Bu görüntülere alışmalı mıyız?
Kıyısal alana sıkışmış bu kadar yaşam söz konusu iken Marmara Denizi’nin kendini toparlama şansı yok denenecek kadar azdır. İstanbul, Bursa, Kocaeli gibi nüfusun yoğun olduğu bölgelerin baskısı sürdükçe bu görüntüleri göreceğiz.
YAŞAM “DİREN MARMARA” DİYOR
Marmara’nın ekosistemi tamamen bozuldu mu?
Bir ekosistemin parçalarını tek tek ve tam olarak anlayabilmek için, bu parçaları daha büyük bir bütünün bölümleri olarak değerlendirmek gerekir.

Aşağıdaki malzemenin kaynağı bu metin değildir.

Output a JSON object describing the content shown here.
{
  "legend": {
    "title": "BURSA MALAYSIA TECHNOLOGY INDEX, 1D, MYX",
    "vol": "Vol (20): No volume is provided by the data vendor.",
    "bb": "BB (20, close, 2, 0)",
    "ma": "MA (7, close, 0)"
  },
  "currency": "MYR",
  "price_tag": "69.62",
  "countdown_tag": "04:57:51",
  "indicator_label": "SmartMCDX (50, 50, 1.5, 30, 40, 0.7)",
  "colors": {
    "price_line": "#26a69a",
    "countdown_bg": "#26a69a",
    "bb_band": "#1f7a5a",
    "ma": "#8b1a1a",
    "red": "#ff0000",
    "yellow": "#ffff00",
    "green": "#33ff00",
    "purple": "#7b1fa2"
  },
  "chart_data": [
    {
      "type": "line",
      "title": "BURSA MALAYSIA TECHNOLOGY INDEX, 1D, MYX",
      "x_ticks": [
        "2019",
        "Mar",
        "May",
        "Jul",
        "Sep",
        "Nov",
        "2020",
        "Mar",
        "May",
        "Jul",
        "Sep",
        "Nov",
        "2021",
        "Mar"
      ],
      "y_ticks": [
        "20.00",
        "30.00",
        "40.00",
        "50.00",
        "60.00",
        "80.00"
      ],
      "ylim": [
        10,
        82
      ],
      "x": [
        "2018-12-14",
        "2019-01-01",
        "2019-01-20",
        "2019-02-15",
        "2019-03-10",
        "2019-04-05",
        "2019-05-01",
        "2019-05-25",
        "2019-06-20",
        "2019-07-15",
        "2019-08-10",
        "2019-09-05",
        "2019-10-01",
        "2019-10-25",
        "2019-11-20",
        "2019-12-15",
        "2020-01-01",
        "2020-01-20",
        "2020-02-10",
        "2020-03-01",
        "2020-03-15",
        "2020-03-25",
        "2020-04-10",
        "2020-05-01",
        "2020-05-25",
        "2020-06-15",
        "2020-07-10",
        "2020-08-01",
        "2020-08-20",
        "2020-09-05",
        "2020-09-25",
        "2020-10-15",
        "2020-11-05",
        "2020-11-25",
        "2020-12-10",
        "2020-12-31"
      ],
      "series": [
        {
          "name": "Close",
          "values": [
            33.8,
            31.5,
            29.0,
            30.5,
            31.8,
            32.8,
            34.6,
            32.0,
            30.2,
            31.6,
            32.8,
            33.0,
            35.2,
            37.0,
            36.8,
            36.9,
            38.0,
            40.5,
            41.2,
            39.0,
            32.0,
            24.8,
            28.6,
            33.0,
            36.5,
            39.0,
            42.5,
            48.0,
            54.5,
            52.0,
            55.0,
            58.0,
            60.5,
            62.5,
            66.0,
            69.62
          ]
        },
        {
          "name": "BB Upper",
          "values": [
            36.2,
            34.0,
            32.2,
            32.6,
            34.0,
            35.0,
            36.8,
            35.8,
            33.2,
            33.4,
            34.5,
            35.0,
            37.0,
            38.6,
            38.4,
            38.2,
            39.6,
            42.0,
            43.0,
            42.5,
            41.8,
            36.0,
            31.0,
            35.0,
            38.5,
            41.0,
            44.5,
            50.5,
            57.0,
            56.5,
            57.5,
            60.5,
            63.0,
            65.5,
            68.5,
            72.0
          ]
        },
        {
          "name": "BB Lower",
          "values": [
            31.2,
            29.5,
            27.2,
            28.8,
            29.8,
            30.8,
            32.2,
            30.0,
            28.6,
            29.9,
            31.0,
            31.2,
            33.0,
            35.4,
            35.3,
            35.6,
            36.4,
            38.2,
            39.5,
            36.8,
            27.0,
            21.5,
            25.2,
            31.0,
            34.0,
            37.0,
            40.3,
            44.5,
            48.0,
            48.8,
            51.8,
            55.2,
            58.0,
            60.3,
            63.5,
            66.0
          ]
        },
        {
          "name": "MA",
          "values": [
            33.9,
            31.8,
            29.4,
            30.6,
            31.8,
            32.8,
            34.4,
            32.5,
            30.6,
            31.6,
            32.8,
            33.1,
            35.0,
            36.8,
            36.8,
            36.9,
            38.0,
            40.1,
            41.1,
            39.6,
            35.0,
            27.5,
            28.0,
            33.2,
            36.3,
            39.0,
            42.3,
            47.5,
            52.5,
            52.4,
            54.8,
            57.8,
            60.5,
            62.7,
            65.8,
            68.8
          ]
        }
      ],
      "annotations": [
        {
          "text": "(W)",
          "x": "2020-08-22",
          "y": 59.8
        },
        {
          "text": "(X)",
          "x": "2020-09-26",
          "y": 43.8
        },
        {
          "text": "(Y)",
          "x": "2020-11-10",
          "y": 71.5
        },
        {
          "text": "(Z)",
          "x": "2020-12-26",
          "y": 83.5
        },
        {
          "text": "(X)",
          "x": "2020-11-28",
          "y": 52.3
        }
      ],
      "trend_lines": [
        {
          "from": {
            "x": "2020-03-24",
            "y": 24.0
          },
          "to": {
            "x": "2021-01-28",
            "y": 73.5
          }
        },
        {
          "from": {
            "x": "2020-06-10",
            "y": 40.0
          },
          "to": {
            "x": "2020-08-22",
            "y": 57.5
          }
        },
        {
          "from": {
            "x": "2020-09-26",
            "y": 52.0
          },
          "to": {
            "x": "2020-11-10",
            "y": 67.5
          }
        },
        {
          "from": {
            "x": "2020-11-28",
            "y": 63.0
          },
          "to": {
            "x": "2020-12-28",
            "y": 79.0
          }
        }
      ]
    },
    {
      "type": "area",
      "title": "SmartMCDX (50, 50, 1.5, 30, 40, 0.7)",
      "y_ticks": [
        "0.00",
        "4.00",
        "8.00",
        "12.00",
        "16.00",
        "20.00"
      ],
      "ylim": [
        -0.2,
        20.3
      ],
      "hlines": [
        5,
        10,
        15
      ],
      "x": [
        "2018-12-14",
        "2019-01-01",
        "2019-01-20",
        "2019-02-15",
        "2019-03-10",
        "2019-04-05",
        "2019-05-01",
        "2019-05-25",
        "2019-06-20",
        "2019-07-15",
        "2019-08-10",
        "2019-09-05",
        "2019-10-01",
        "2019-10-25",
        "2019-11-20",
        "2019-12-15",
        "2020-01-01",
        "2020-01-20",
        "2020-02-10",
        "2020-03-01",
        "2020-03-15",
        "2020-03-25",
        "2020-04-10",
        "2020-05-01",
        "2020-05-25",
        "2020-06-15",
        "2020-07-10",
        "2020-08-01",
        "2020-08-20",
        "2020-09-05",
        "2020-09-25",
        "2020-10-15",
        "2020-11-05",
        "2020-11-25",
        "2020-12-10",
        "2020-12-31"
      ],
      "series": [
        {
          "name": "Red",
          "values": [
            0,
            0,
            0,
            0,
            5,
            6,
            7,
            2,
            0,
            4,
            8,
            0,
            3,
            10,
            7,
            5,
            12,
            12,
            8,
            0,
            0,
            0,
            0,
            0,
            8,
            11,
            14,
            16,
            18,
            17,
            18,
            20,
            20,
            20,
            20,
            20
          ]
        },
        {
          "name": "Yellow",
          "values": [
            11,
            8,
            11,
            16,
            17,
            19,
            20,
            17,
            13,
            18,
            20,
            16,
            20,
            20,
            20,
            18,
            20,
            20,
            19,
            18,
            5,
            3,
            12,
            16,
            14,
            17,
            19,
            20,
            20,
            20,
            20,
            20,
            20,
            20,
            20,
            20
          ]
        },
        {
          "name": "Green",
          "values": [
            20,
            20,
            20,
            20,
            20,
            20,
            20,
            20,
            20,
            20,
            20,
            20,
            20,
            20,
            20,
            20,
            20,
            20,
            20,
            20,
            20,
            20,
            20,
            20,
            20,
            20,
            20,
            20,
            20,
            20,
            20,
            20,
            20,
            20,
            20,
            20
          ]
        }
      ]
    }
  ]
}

Bir ekosistemdeki bütün parçalar, kendi kendini ayarlayan döngülerden, geri besleme çemberlerinden ve besin zincirinin farklı bölümleri arasındaki bağlantılardan oluşan karmaşık bir düzen yoluyla birbirine bağlıdır. Ekosistemin bir bölümü zarar görürse, diğer bölümler de aynı sonuçlar ortaya çıkacaktır. Bir hayvan türünün nesli tüketilinceye kadar avlanma suretiyle yok edildiğinde besin zinciri baştan aşağı değişecektir. Yok olan canlının yediği bitki ve hayvanların nüfusu artarken, bu canlıyla beslenen diğer canlıların nüfusu azalacaktır. Marmara Denizi uzun zamandır tehlike sinyalleri veriyor olmasına karşın, sessiz dünyanın bu cılız sesi suyun yüksek iletkenliğine rağmen maalesef duyulmuyor. Tüm olumsuzluklara inat, yaşam, “Diren Marmara” diyor…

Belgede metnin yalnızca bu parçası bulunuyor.